Echoing the sentiments of the Congressmen, the Campaign Against Genocide (CAG) spokesperson Kannan Srinivasan said: "It is a sad day for all Indians, that a man whose complicity in mass violence and suppression of minorities is acknowledged internationally, happens to be the Prime Ministerial candidate of a major political party in India." 
He added: "The fact that threats to our secular polity and traditionally rich diversity are now an international concern, should cause all Indians to reflect on the direction our country has taken in recent years. Thankfully, this trend is not irreversible." CAG is an apex body of tens of Indian diaspora organisations formed in the US following the Gujarat riots to campaign against the danger of communalism in India.
Meanwhile, senior Gujarat-based human rights activist Father Cedric Prakash, welcoming the resolution has said that it “yet another historic initiative” on the part of two US Congressmen Keith Ellison and Joseph Pitts. He adds, “Already several other leading US lawmakers have endorsed the resolution and many more are expected to sign it in the coming days.”

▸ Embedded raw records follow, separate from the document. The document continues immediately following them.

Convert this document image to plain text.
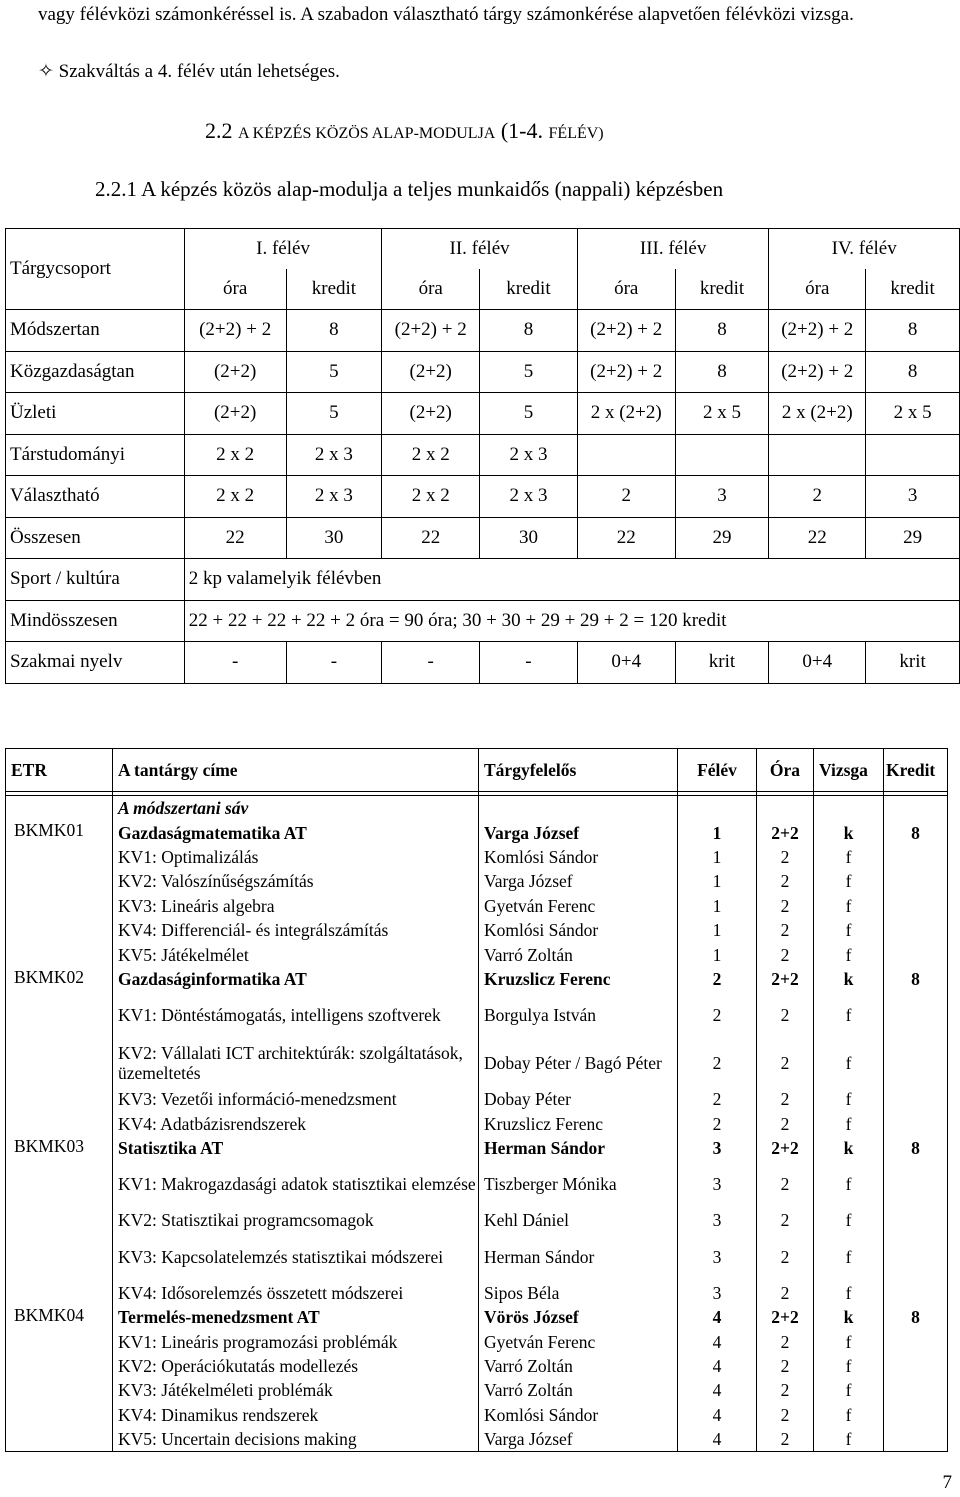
vagy félévközi számonkéréssel is. A szabadon választható tárgy számonkérése alapvetően félévközi vizsga.
✧ Szakváltás a 4. félév után lehetséges.
2.2 A KÉPZÉS KÖZÖS ALAP-MODULJA (1-4. FÉLÉV)
2.2.1 A képzés közös alap-modulja a teljes munkaidős (nappali) képzésben
Tárgycsoport	I. félév		II. félév		III. félév		IV. félév	
	óra	kredit	óra	kredit	óra	kredit	óra	kredit
Módszertan	(2+2) + 2	8	(2+2) + 2	8	(2+2) + 2	8	(2+2) + 2	8
Közgazdaságtan	(2+2)	5	(2+2)	5	(2+2) + 2	8	(2+2) + 2	8
Üzleti	(2+2)	5	(2+2)	5	2 x (2+2)	2 x 5	2 x (2+2)	2 x 5
Társtudományi	2 x 2	2 x 3	2 x 2	2 x 3				
Választható	2 x 2	2 x 3	2 x 2	2 x 3	2	3	2	3
Összesen	22	30	22	30	22	29	22	29
Sport / kultúra	2 kp valamelyik félévben							
Mindösszesen	22 + 22 + 22 + 22 + 2 óra = 90 óra; 30 + 30 + 29 + 29 + 2 = 120 kredit							
Szakmai nyelv	-	-	-	-	0+4	krit	0+4	krit
ETR	A tantárgy címe	Tárgyfelelős	Félév	Óra	Vizsga	Kredit

	A módszertani sáv					
BKMK01	Gazdaságmatematika AT	Varga József	1	2+2	k	8
	KV1: Optimalizálás	Komlósi Sándor	1	2	f	
	KV2: Valószínűségszámítás	Varga József	1	2	f	
	KV3: Lineáris algebra	Gyetván Ferenc	1	2	f	
	KV4: Differenciál- és integrálszámítás	Komlósi Sándor	1	2	f	
	KV5: Játékelmélet	Varró Zoltán	1	2	f	
BKMK02	Gazdaságinformatika AT	Kruzslicz Ferenc	2	2+2	k	8
	KV1: Döntéstámogatás, intelligens szoftverek	Borgulya István	2	2	f	
	KV2: Vállalati ICT architektúrák: szolgáltatások, üzemeltetés	Dobay Péter / Bagó Péter	2	2	f	
	KV3: Vezetői információ-menedzsment	Dobay Péter	2	2	f	
	KV4: Adatbázisrendszerek	Kruzslicz Ferenc	2	2	f	
BKMK03	Statisztika AT	Herman Sándor	3	2+2	k	8
	KV1: Makrogazdasági adatok statisztikai elemzése	Tiszberger Mónika	3	2	f	
	KV2: Statisztikai programcsomagok	Kehl Dániel	3	2	f	
	KV3: Kapcsolatelemzés statisztikai módszerei	Herman Sándor	3	2	f	
	KV4: Idősorelemzés összetett módszerei	Sipos Béla	3	2	f	
BKMK04	Termelés-menedzsment AT	Vörös József	4	2+2	k	8
	KV1: Lineáris programozási problémák	Gyetván Ferenc	4	2	f	
	KV2: Operációkutatás modellezés	Varró Zoltán	4	2	f	
	KV3: Játékelméleti problémák	Varró Zoltán	4	2	f	
	KV4: Dinamikus rendszerek	Komlósi Sándor	4	2	f	
	KV5: Uncertain decisions making	Varga József	4	2	f	
7
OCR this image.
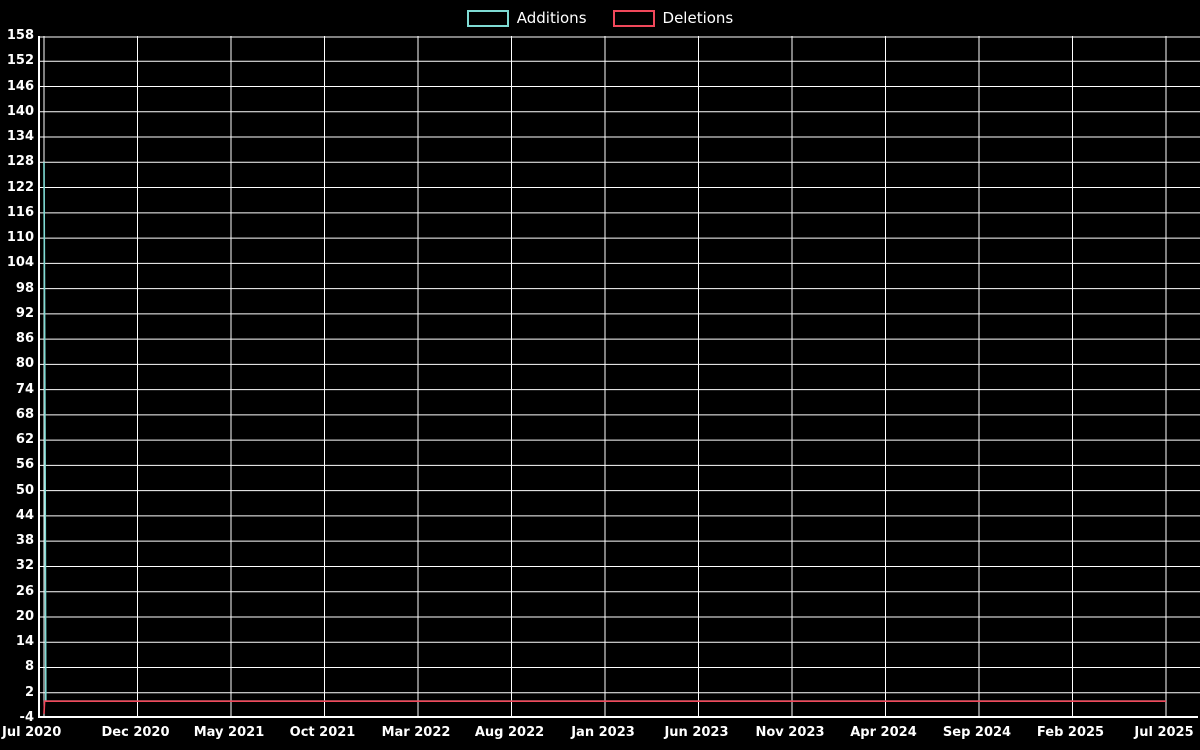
Additions	Deletions
158
152
146
140
134
128
122
116
110
104
98
92
86
80
74
68
62
56
50
44
38
32
26
20
14
8
2
-4
Jul 2020	Dec 2020 May 2021 Oct 2021 Mar 2022 Aug 2022 Jan 2023 Jun 2023 Nov 2023 Apr 2024 Sep 2024 Feb 2025 Jul 2025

Suggesting the reason for supporting the resolution, the activist said, it “hails India's religious pluralism and diversity. It however voices serious concerns on the way religious minorities have been targeted in several Indian states and asks the Indian government to ensure their protection. It also calls upon the US State
Department to continue to deny a visa to Narendra Modi to enter the US.”

'Poster boy' of failure to punish the violent

The resolution comes close on heels of two top members of a US Congress-constituted commission on religious freedom have expressed sadness over nomination of Modi as BJP prime ministerial candidate, terming him as the “poster boy” of India’s failure to punish the violent. “It was another son of Gujarat, Mahatma Gandhi, who once offered a broad, tolerant vision for the country and its multi-religious society,” write Katrina Lantos Swett and Mary Ann Glendon, in a special op-ed Special to CNN.
“So, as 2014 draws nigh, whose vision will be embraced? Which India will prevail that of religious freedom or religious intolerance? Time will tell,” they write. While Swett is Vice Chairwoman of the US Commission on International Religious Freedom (USCIRF), Glendon is a USCIRF Commissioner. “The poster child for India’s failure to punish the violent remains Narendra Modi, who is Gujarat’s chief minister a post he held during the 2002 riots,” they say.
“Gujarat’s high court rapped the Modi administration for inaction and ordered compensation for religious structures that suffered damage. In 2005, the US State Department agreed with the recommendation of USCIRF and others to revoke Modi’s visa,” they say. “True, in April 2012, the highest court’s Special Investigative Team failed to prove guilt against Modi and others in a case involving the deaths of nearly 70 people. But he remains implicated in other Gujarat-associated cases that have yet to be investigated or adjudicated,” the op-ed says.